The ultraconservative Islamist group appears more committed to its beliefs than to being internationally recognized, Biden said, but he added that it must secure diplomatic support in order to survive.

“They also care about whether they have food to eat, whether they have an income that can ... run an economy, they care about whether they can hold together a society that they say they care so much about,” he said. “I’m not counting on any of that.”

Biden said he has discussed helping Afghan women evacuate their country and has directed U.S. troops to put them — and their families, if possible — on planes. But he acknowledged that he can’t help everyone.

“The idea that we’re able to deal with the rights of women around the world by military force is not rational. Not rational. Look what’s happened to the Uighurs in western China. Look what’s happening in other parts of the world,” the president said. “There are a lot of places where women are being subjugated. The way to deal with that is not with a military invasion. The way to deal with that is putting economic, diplomatic, and international pressure on them to change their behavior.”

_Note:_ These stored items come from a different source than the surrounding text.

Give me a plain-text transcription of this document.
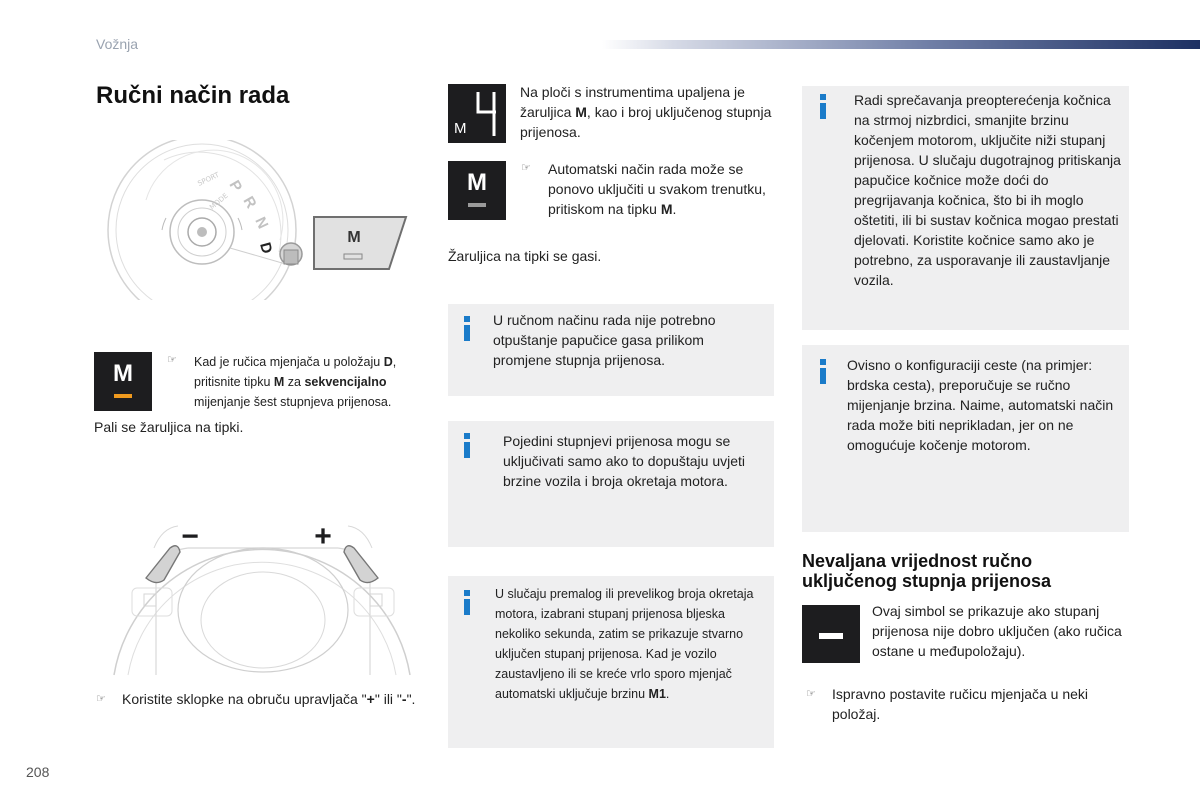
Vožnja
Ručni način rada
SPORT
MODE
P
R
N
D
M
M	☞ Kad je ručica mjenjača u položaju D, pritisnite tipku M za sekvencijalno mijenjanje šest stupnjeva prijenosa.
Pali se žaruljica na tipki.
−	+
☞ Koristite sklopke na obruču upravljača "+" ili "-".
M
Na ploči s instrumentima upaljena je žaruljica M, kao i broj uključenog stupnja prijenosa.
M
☞ Automatski način rada može se ponovo uključiti u svakom trenutku, pritiskom na tipku M.
Žaruljica na tipki se gasi.
U ručnom načinu rada nije potrebno otpuštanje papučice gasa prilikom promjene stupnja prijenosa.
Pojedini stupnjevi prijenosa mogu se uključivati samo ako to dopuštaju uvjeti brzine vozila i broja okretaja motora.
U slučaju premalog ili prevelikog broja okretaja motora, izabrani stupanj prijenosa bljeska nekoliko sekunda, zatim se prikazuje stvarno uključen stupanj prijenosa. Kad je vozilo zaustavljeno ili se kreće vrlo sporo mjenjač automatski uključuje brzinu M1.
Radi sprečavanja preopterećenja kočnica na strmoj nizbrdici, smanjite brzinu kočenjem motorom, uključite niži stupanj prijenosa. U slučaju dugotrajnog pritiskanja papučice kočnice može doći do pregrijavanja kočnica, što bi ih moglo oštetiti, ili bi sustav kočnica mogao prestati djelovati. Koristite kočnice samo ako je potrebno, za usporavanje ili zaustavljanje vozila.
Ovisno o konfiguraciji ceste (na primjer: brdska cesta), preporučuje se ručno mijenjanje brzina. Naime, automatski način rada može biti neprikladan, jer on ne omogućuje kočenje motorom.
Nevaljana vrijednost ručno uključenog stupnja prijenosa
Ovaj simbol se prikazuje ako stupanj prijenosa nije dobro uključen (ako ručica ostane u međupoložaju).
☞ Ispravno postavite ručicu mjenjača u neki položaj.
208
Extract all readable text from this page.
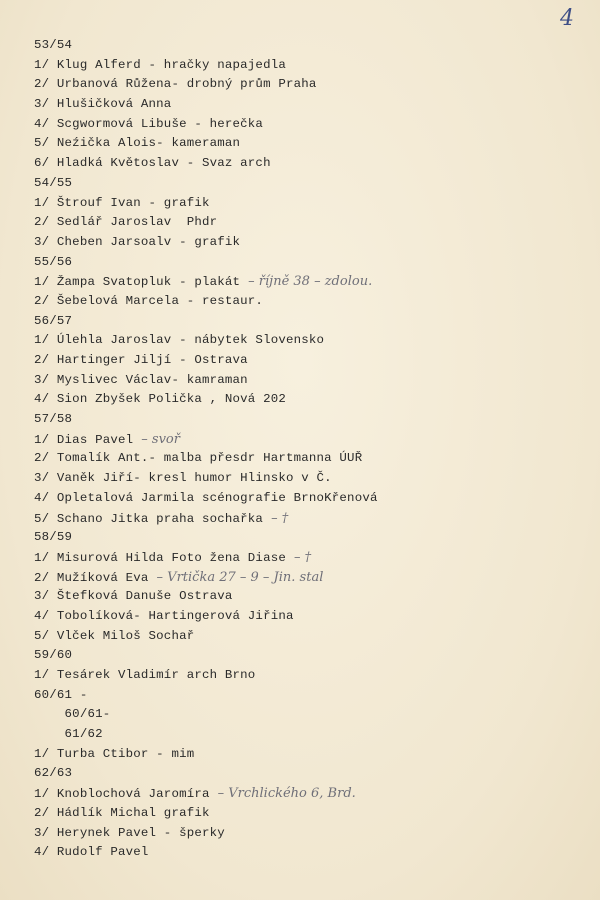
4
53/54
1/ Klug Alferd - hračky napajedla
2/ Urbanová Růžena- drobný prům Praha
3/ Hlušičková Anna
4/ Scgwormová Libuše - herečka
5/ Neźička Alois- kameraman
6/ Hladká Květoslav - Svaz arch
54/55
1/ Štrouf Ivan - grafik
2/ Sedlář Jaroslav  Phdr
3/ Cheben Jarsoalv - grafik
55/56
1/ Žampa Svatopluk - plakát – říjně 38 – zdolou.
2/ Šebelová Marcela - restaur.
56/57
1/ Úlehla Jaroslav - nábytek Slovensko
2/ Hartinger Jiljí - Ostrava
3/ Myslivec Václav- kamraman
4/ Sion Zbyšek Polička , Nová 202
57/58
1/ Dias Pavel – svoř
2/ Tomalík Ant.- malba přesdr Hartmanna ÚUŘ
3/ Vaněk Jiří- kresl humor Hlinsko v Č.
4/ Opletalová Jarmila scénografie BrnoKřenová
5/ Schano Jitka praha sochařka – †
58/59
1/ Misurová Hilda Foto žena Diase – †
2/ Mužíková Eva – Vrtička 27 – 9 – Jin. stal
3/ Štefková Danuše Ostrava
4/ Tobolíková- Hartingerová Jiřina
5/ Vlček Miloš Sochař
59/60
1/ Tesárek Vladimír arch Brno
60/61 -
60/61-
61/62
1/ Turba Ctibor - mim
62/63
1/ Knoblochová Jaromíra – Vrchlického 6, Brd.
2/ Hádlík Michal grafik
3/ Herynek Pavel - šperky
4/ Rudolf Pavel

A Taliban spokesperson on Tuesday promised that women’s rights will be respected, within the norms of Islamic law, and that the group’s insurgents would not exact revenge on anyone who worked with the previous government or foreign forces. Many Afghans remain skeptical, however.

Biden admitted to Stephanopoulos that his administration hadn’t anticipated the Taliban making evacuation efforts as difficult and it has.

“Look, one of the things we didn’t know is what the Taliban would do in terms of trying to keep people from getting out ― what they would do,” he said. “What are they doing now? They’re cooperating, letting American citizens get out, American personnel get out.” But he said “we’re having some more difficulty” helping people in Afghanistan who have provided support to the U.S. military over the years.